DemoGen: Synthetic Demonstration Generation for Data-Efficient Visuomotor Policy Learning
Zhengrong Xue, Shuying Deng, Zhenyang Chen, Yixuan Wang, Zhecheng Yuan, Huazhe Xu
TL;DR
DemoGen tackles the data inefficiency of visuomotor policy learning by generating fully synthetic, spatially augmented demonstrations from a single human example. It combines Task and Motion Planning-based action adaptation with 3D point-cloud observation synthesis to produce usable, varied demonstrations at negligible compute cost. Real-world and simulated experiments show significant improvements in spatial generalization across diverse tasks and platforms, with extensions enabling disturbance resistance and obstacle avoidance. The approach narrows the data-collection burden in robotic manipulation while preserving closed-loop control capabilities, though visual-mismatch and point-cloud segmentation limitations remain areas for further improvement.
Abstract
Visuomotor policies have shown great promise in robotic manipulation but often require substantial amounts of human-collected data for effective performance. A key reason underlying the data demands is their limited spatial generalization capability, which necessitates extensive data collection across different object configurations. In this work, we present DemoGen, a low-cost, fully synthetic approach for automatic demonstration generation.

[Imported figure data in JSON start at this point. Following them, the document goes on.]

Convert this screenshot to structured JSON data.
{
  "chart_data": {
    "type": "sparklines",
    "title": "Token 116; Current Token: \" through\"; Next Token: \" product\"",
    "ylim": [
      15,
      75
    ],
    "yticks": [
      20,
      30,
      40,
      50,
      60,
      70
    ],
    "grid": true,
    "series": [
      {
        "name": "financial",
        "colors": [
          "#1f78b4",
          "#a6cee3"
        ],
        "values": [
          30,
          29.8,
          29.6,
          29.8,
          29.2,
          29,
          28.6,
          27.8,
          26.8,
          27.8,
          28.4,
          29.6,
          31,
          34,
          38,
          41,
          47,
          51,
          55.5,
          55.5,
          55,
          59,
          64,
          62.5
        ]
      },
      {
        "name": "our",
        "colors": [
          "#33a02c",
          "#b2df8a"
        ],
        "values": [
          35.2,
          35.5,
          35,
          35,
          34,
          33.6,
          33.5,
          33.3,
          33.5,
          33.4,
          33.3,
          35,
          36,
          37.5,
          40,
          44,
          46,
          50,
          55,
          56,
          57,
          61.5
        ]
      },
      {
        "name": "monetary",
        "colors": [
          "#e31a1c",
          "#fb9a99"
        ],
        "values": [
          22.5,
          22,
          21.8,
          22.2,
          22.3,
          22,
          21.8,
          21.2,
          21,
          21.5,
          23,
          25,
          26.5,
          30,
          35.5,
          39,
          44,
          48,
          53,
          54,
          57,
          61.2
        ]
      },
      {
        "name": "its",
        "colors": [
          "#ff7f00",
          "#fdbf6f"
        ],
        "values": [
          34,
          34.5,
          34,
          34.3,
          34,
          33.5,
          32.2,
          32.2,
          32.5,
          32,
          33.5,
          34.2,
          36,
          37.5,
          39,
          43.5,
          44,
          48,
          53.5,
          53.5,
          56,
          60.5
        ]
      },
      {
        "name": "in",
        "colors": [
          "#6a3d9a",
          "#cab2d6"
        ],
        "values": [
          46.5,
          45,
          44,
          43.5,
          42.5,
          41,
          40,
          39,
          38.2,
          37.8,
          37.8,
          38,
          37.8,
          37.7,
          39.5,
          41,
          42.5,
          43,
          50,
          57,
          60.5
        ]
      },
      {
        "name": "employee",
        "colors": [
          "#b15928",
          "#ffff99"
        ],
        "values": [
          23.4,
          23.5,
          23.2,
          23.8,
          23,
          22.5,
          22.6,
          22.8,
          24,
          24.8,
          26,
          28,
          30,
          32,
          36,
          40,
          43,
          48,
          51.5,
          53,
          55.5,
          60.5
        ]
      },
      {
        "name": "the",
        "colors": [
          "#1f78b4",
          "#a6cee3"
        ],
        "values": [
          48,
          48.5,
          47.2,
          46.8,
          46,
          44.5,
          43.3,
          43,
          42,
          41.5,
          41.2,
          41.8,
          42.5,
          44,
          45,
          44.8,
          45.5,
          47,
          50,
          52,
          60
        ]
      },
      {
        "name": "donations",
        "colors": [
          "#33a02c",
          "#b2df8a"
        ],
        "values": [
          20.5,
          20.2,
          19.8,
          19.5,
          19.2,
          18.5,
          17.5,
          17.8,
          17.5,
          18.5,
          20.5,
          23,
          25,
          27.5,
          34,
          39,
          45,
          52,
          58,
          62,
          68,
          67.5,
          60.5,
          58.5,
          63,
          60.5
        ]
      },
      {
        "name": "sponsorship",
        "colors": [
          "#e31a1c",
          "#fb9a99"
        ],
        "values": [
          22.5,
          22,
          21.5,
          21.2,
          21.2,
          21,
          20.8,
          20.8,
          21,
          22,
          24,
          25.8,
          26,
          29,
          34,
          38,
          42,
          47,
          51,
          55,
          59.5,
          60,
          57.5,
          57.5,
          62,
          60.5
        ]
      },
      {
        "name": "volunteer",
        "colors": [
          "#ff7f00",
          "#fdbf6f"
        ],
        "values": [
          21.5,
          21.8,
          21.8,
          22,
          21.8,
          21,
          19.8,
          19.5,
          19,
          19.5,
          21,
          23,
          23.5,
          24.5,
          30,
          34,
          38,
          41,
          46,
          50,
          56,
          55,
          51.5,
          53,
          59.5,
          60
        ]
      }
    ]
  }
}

Using only one human-collected demonstration per task, DemoGen generates spatially augmented demonstrations by adapting the demonstrated action trajectory to novel object configurations. Visual observations are synthesized by leveraging 3D point clouds as the modality and rearranging the subjects in the scene via 3D editing. Empirically, DemoGen significantly enhances policy performance across a diverse range of real-world manipulation tasks, showing its applicability even in challenging scenarios involving deformable objects, dexterous hand end-effectors, and bimanual platforms. Furthermore, DemoGen can be extended to enable additional out-of-distribution capabilities, including disturbance resistance and obstacle avoidance.